I've been making strides in Disgaea:  Hour of Darkness.  It's still pretty fun so far.  The most fun part so far is still very much the Item World.  I still get a kick out what really comes across as what happens when you stick Diablo-style random loot dungeon crawling into a grid-based SRPG.  What really pulls it over the top is that you take the goodies you earn in the item world and jump into their item world and get even more loot and jump into their item worlds.  Screw Candy Crush, this is the proper way to waste time!  It gets even better since you also level up the stats of the item you're working through, and hunt down "specialists" that act much like, say, Diablo III's gems.

All of this is a wonderful sideshow to some of the best SRPG goodness I've ever been exposed to.  The mechanics are pretty solid.  I'm honestly none-too-pleased with not getting an in-battle revival mechanic, but that is very much small potatoes to just being able to mass heal and rez your dudes after battle.  I'm something of a softie when it comes to my mooks, so throwing out permadeath is always a plus for me.  I also love how Disgaea is happy to throw big swarms of baddies at me.  Twenty-plus enemy groups?  The Harvest Cometh for thee!

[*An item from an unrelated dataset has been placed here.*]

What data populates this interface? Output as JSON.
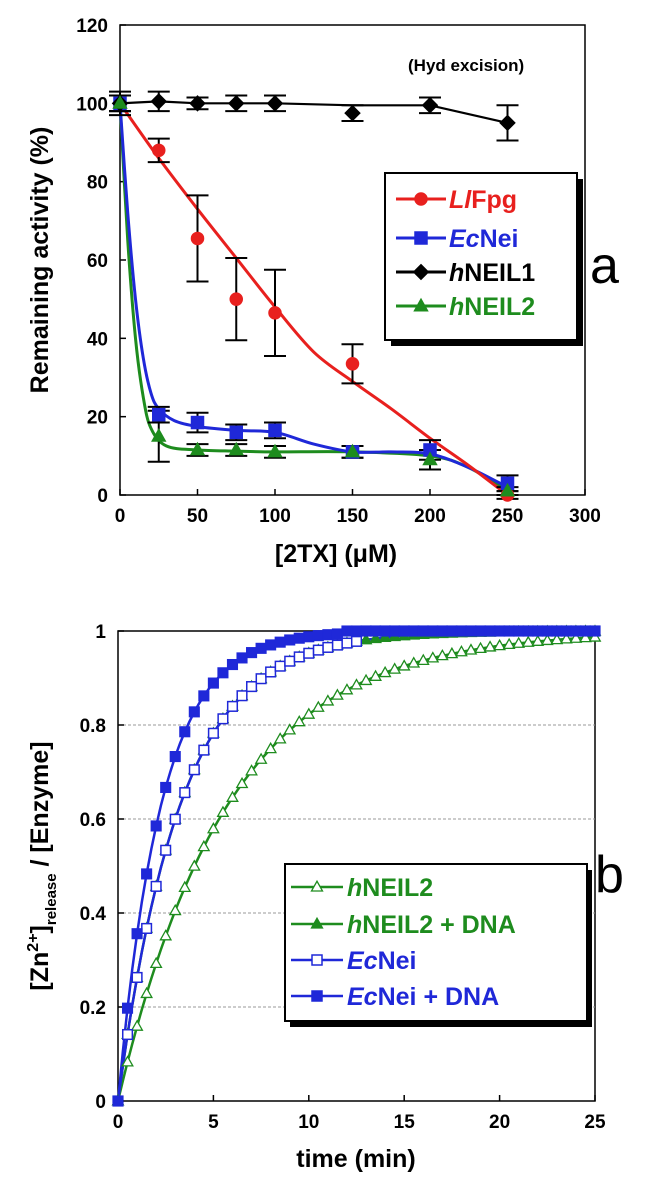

Another plus is that in addition to the fun main characters, the generic units are also very characterful and enjoyable.  Thanks to the joys of random name generators, I wound up with a ninja named Konga, and promptly gave him an axe (as opposed to the recommended fist).  So has begun the grand saga of Konga The Axe Ninja!  When he's not part of my agri-combine of death, cleaving the unworthy in twain, he's in charge of turning trees into those logs that other, lesser, ninja use for those substitution-dodge stunts they like.  Another fun head-canon is the duo of Jaccard and Oscar, my thief and ranger that tear about filling the air with lead and plundering the place, while yelling like maniacs.  Now you see while I hate permadeath in video games?

In any case, you people will have the displeasure of hearing me natter on at length about this game again soon enough.  You will also hear me bewail the fact that someone was foolish enough to give me a PS3 for my birthday, and even more countrysides will learn what it is to meet The Harvest!